The company of Alvis Brothers runs a number of other identities which all integrate well. They currently run three dairies in the area with 1 being organic. The milk is all delivered to the cheese factory behind the shop complex and is made into a range of hard cheeses. The bi-product of the cheese making progress is whey which is further separated into protein powder and lactose syrup. This is pumped up to the companies piggery and utilised there. The pigs are sold with some coming into the butcher shop as part of The Farm Shop produce.

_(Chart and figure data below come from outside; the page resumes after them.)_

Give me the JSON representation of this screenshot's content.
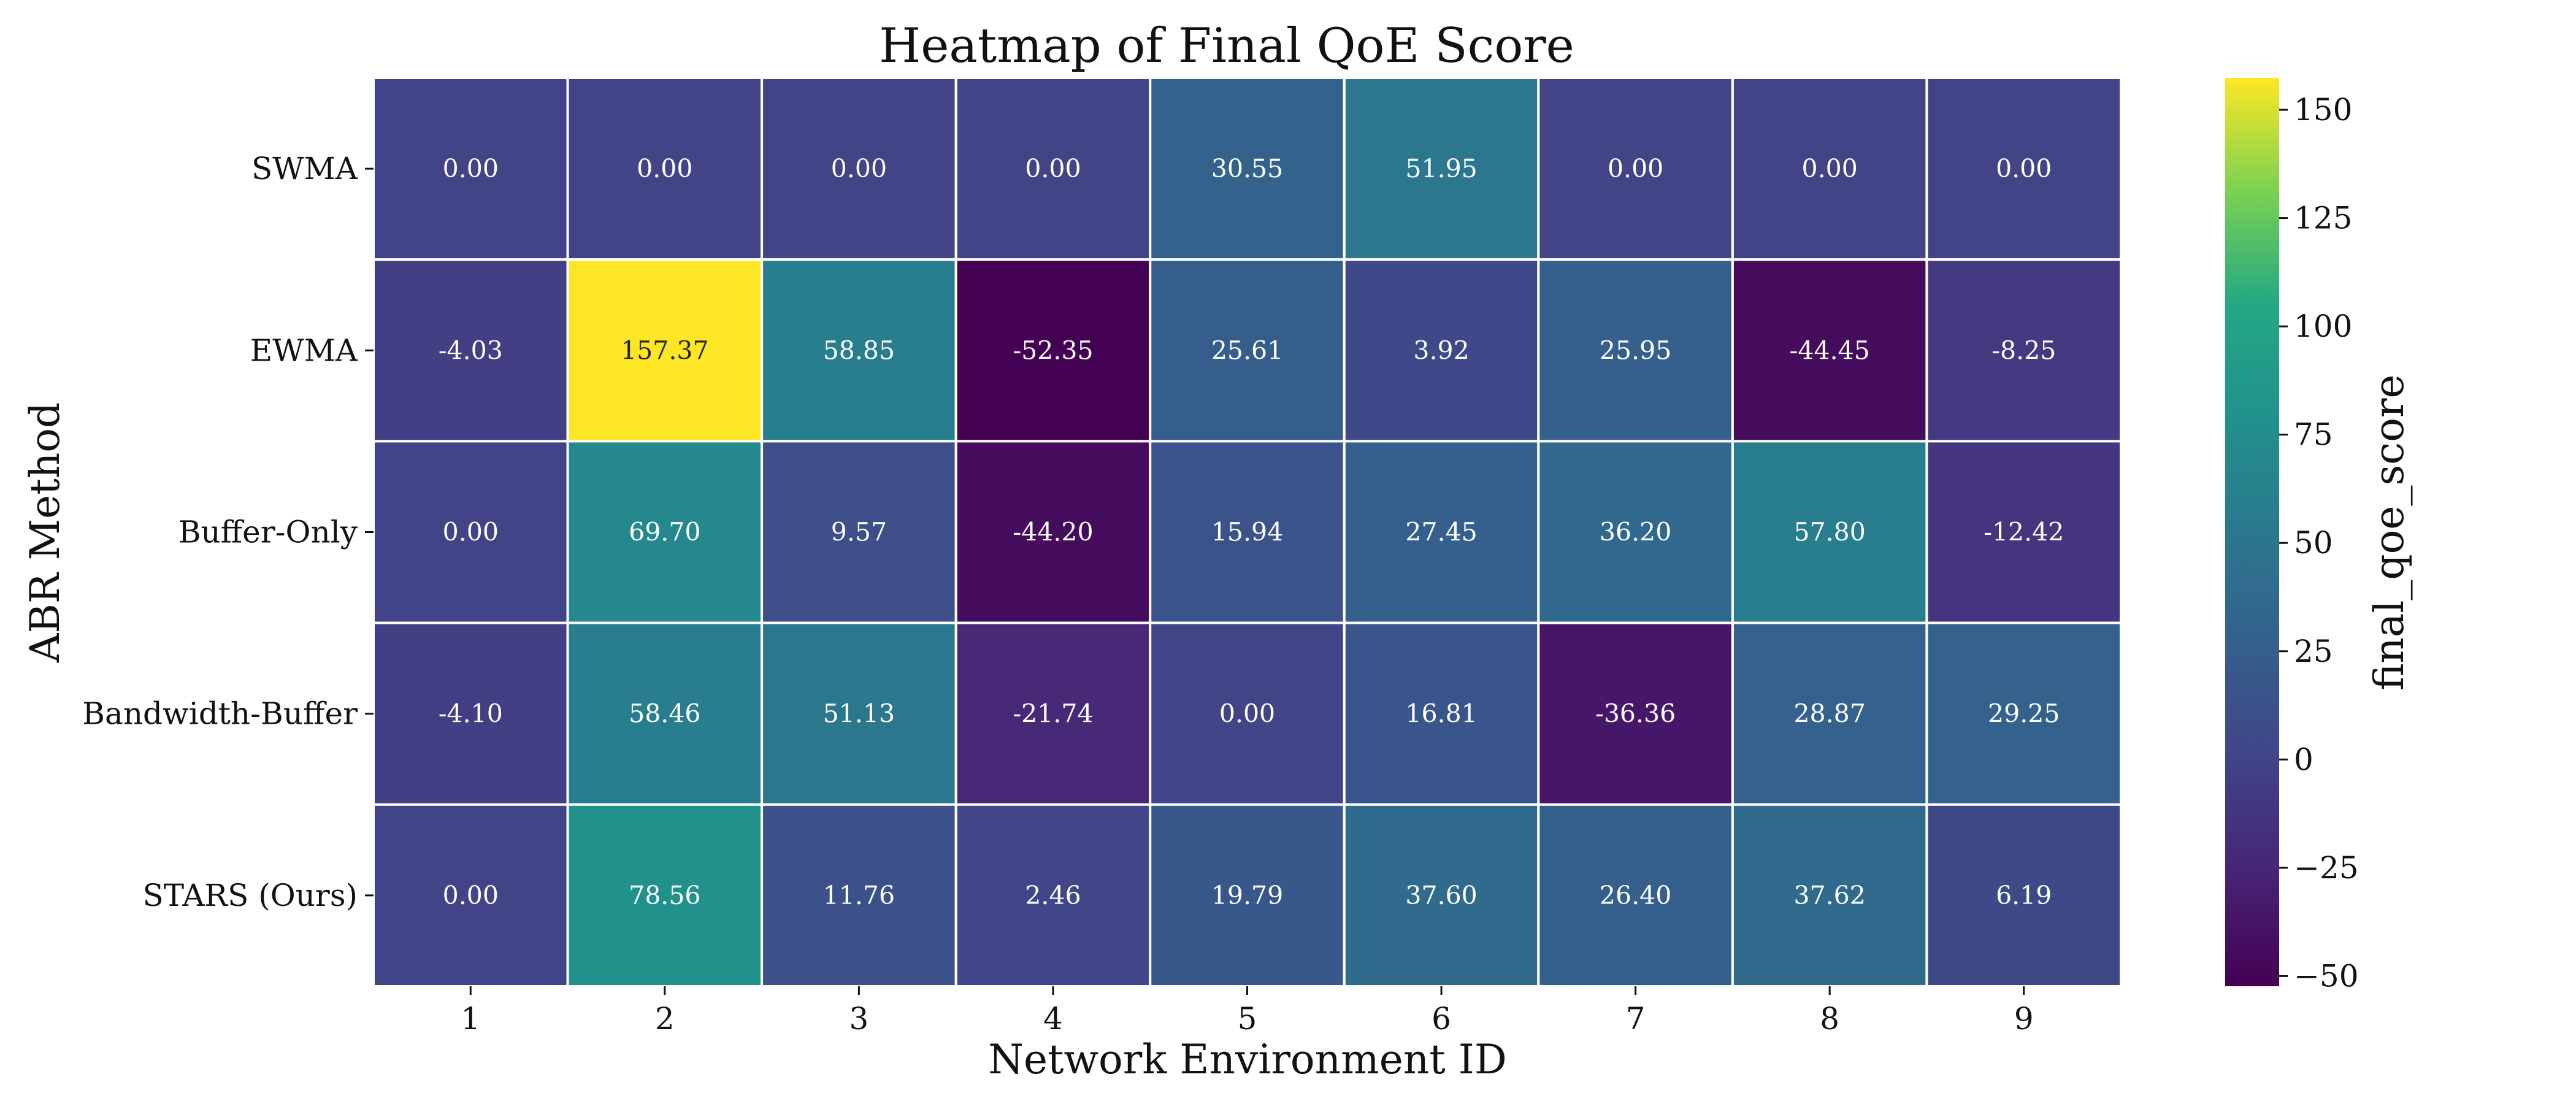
{
  "chart_data": {
    "type": "heatmap",
    "title": "Heatmap of Final QoE Score",
    "xlabel": "Network Environment ID",
    "ylabel": "ABR Method",
    "colorbar_label": "final_qoe_score",
    "colormap": "viridis",
    "x_categories": [
      "1",
      "2",
      "3",
      "4",
      "5",
      "6",
      "7",
      "8",
      "9"
    ],
    "y_categories": [
      "SWMA",
      "EWMA",
      "Buffer-Only",
      "Bandwidth-Buffer",
      "STARS (Ours)"
    ],
    "values": [
      [
        0.0,
        0.0,
        0.0,
        0.0,
        30.55,
        51.95,
        0.0,
        0.0,
        0.0
      ],
      [
        -4.03,
        157.37,
        58.85,
        -52.35,
        25.61,
        3.92,
        25.95,
        -44.45,
        -8.25
      ],
      [
        0.0,
        69.7,
        9.57,
        -44.2,
        15.94,
        27.45,
        36.2,
        57.8,
        -12.42
      ],
      [
        -4.1,
        58.46,
        51.13,
        -21.74,
        0.0,
        16.81,
        -36.36,
        28.87,
        29.25
      ],
      [
        0.0,
        78.56,
        11.76,
        2.46,
        19.79,
        37.6,
        26.4,
        37.62,
        6.19
      ]
    ],
    "value_labels": [
      [
        "0.00",
        "0.00",
        "0.00",
        "0.00",
        "30.55",
        "51.95",
        "0.00",
        "0.00",
        "0.00"
      ],
      [
        "-4.03",
        "157.37",
        "58.85",
        "-52.35",
        "25.61",
        "3.92",
        "25.95",
        "-44.45",
        "-8.25"
      ],
      [
        "0.00",
        "69.70",
        "9.57",
        "-44.20",
        "15.94",
        "27.45",
        "36.20",
        "57.80",
        "-12.42"
      ],
      [
        "-4.10",
        "58.46",
        "51.13",
        "-21.74",
        "0.00",
        "16.81",
        "-36.36",
        "28.87",
        "29.25"
      ],
      [
        "0.00",
        "78.56",
        "11.76",
        "2.46",
        "19.79",
        "37.60",
        "26.40",
        "37.62",
        "6.19"
      ]
    ],
    "vmin": -52.35,
    "vmax": 157.37,
    "colorbar_ticks": [
      -50,
      -25,
      0,
      25,
      50,
      75,
      100,
      125,
      150
    ],
    "colorbar_tick_labels": [
      "−50",
      "−25",
      "0",
      "25",
      "50",
      "75",
      "100",
      "125",
      "150"
    ]
  }
}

Cleaning Manure from Dairy
The manure and waste from the piggery is spread onto the paddocks as is the dairy waste. The cows are housed for six months and for the rest of the year are outdoors on the paddocks grazing ryegrass and clover based pasture. The farmland gets spread with manure every third year.
All of the paddock work including spreading manure, seeding and spraying is carried out by a contract company in which Alvis Bros have a 1/2 share.  The contracting company uses Moore disc seeder.

A Moore Disc Assembly
The Farm Shop is a key component to the Alvis Bros. The hard cheeses that they produce are sold in the shop which goes well  as there is a  large amount of passing traffic. Now that the farm shop also has a butcher shop and fresh produce including veggies, they have customers who travel especially to buy from them.
Alvis Bros supply Sainsbury's with the range of Cheddar's and other cheeses. Currently they sell 3 out of every 4 kilograms of Organic cheese sold in Britain. They make three types of Cheddar; Hard, Mature & Vintage. They also make Red Leicester, Cheshire,Caerphilly and Blue Stilton.
To be able to use the Cheddar name the cheese must be hand turned during the process. It also helps being in the Cheddar region.